|EVENT REVIEW| ‘Building New Communities in UK Children’s Literature Research’

Review written by Emily Corbett.

Two PhD students embark on a field trip to Newcastle to talk all things children’s and YA literature

‘Building New Communities in UK Children’s Literature Research: A Colloquium for Contemporary Issues in the Field’ was organised by Cambridge doctoral student, Andy McCormack, to bring together PhD students and academics from Roehampton, Newcastle, Glasgow and Cambridge universities. It was hosted by Newcastle University and Seven Stories, the National Centre for Children’s Books, and so fellow PhD student Harriet Salisbury and I ventured north to meet new people, share our research and enjoy all that the colloquium had to offer. As it turns out, the colloquium had plenty to offer!

Professor Kimberley Reynolds and Paula Wride began with an exciting keynote entitled ‘“Sod off you bastards.” How Robert Westall Changed Children’s Literature.’ I had to smile walking into the first of the day’s festivities with that quotation in bold print across the screen – an amusing start enjoyed by all who attended. The collaborative keynote brought together Reynolds’ literary analysis and Wride’s archival knowledge to discuss the impact and relevance of Westall’s work in shaping children’s literature. (I believe that the keynote was recorded, so when it becomes available, I will make sure to share the link here!)

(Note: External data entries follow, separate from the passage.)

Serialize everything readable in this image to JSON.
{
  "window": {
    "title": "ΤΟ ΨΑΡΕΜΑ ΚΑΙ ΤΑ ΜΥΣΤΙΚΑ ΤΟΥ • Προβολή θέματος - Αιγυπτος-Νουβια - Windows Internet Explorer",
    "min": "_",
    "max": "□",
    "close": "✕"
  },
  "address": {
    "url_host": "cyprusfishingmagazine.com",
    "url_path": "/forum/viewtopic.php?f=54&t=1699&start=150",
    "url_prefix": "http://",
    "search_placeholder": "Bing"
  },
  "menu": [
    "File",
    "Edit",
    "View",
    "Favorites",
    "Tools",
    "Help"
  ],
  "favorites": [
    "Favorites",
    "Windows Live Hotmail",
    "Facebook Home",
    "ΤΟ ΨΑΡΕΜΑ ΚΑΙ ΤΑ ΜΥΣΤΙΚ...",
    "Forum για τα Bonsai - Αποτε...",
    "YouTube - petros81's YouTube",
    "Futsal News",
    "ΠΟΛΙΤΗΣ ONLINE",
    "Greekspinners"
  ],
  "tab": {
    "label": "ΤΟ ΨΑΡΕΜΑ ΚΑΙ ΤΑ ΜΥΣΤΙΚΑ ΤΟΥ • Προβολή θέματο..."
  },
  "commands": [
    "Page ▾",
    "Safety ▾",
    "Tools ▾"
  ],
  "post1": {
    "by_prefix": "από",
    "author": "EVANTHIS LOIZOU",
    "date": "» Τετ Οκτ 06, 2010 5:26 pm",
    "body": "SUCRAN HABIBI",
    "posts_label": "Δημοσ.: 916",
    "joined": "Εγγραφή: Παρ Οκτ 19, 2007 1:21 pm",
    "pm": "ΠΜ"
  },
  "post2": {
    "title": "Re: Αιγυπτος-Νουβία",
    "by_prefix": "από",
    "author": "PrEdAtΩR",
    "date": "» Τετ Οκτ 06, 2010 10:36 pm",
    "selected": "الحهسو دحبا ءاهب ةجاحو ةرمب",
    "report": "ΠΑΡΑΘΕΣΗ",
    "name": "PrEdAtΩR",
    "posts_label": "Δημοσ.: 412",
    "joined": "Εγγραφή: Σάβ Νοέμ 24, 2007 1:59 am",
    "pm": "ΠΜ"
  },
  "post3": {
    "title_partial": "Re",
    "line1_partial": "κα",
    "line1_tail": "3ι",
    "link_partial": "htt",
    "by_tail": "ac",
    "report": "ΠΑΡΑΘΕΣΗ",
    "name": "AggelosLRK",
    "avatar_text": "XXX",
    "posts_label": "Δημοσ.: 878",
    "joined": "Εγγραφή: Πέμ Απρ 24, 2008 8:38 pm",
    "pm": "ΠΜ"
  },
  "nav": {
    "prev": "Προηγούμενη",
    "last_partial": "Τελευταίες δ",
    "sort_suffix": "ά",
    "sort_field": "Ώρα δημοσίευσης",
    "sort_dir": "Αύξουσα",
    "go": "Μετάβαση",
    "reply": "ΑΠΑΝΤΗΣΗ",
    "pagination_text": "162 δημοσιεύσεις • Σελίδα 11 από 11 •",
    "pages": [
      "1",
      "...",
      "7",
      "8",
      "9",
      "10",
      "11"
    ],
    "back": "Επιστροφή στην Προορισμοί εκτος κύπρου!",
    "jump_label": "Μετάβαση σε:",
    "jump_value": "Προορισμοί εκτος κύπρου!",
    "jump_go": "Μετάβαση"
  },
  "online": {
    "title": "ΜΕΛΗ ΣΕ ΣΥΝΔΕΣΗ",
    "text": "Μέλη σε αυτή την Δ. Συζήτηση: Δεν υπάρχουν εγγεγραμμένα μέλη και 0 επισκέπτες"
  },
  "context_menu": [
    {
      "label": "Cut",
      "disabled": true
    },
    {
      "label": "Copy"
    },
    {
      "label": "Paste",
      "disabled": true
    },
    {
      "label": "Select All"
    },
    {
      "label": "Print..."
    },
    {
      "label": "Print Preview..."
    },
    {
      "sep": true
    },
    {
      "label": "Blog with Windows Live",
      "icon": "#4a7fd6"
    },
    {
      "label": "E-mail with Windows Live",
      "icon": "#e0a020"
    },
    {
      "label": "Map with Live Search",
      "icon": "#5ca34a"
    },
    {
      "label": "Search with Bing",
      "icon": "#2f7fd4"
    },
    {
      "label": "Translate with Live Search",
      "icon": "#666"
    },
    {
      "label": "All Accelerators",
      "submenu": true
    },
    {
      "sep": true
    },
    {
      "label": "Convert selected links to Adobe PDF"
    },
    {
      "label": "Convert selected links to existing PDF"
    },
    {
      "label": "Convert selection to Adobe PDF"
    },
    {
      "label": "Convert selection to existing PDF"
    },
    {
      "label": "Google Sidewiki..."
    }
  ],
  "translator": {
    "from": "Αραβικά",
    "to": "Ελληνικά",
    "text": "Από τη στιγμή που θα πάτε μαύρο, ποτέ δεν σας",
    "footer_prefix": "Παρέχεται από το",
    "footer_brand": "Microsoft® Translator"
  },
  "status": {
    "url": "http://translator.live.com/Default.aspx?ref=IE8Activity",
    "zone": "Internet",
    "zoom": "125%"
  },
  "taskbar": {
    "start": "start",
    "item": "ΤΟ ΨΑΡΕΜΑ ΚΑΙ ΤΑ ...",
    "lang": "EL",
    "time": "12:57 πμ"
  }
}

Kim Reynolds and Paula Wride giving the keynote. There is also a PowerPoint presentation with their title.

Following the keynote, sixteen researchers (myself and Harriet included) shared bite-sized portions of our own research across four panels: Textuality, Diversity, Materiality and Futurity. The papers and subsequent discussions were interesting, thought-provoking and a testament to the broad range of children’s and YA literature research currently being conducted by PhD and post-PhD researchers in the UK. Paper topics included children’s books in adult imagination, religion in twenty-first century children’s literature, mentally disabled mother characters in YA literature, changing the patriarchal bias in children’s literature, transgender YA literature (me), the construction of the working-classes in neo-Victorian children’s books (Harriet), refugees in Beverley Naidoo’s fiction, multicultural Indonesian children’s books, metafictive picture books, posthumanist approaches to aetonormativity, the history of the CILIP Carnegie Medal, cheap children’s literature from 1799-1890, displacement in children’s fantasy fiction, adolescence in the Arabic adolescent novel, and horror in Disney’s and Pixar’s animated world. Sorry reader, I mislead you. I said that ‘the topics included’, but that was all sixteen of them. Once I started trying to choose a selection, I realised that every paper was too good and different not to get a mention!

Harriet is reading looking at a book from the archival collection. Others are standing around a table, looking at the different books, illustrations and papers.
While we were there, attendees were fortunate enough to get a taste of the wonderful archival material available at Seven Stories. Newcastle University Research Associate Hazel Sheeky-Bird spoke about the new research avenues into the Aiden and Nancy Chambers collection acquired by Seven Stories in 2016, Rachel Pattinson spoke about upcoming research opportunities, and we were shown a selection of the other materials available at the centre!

We finished the colloquium with the most engaging Seven Stories storytime session I could ever wish to attend. Hearing the sharp gasps of several infants at the conclusion of Nadia Shireen’s Good Little Wolf (2011) was a highlight of mine, so much so that I bought the book from the gift shop! All in all, the colloquium was a great opportunity to be part of a new research community – one which I hope will continue to flourish. Our thanks go to Andy McCormack, Newcastle University, Seven Stories, and to the AHRC funding for making such an event possible.

The sixteen researcher together in a group.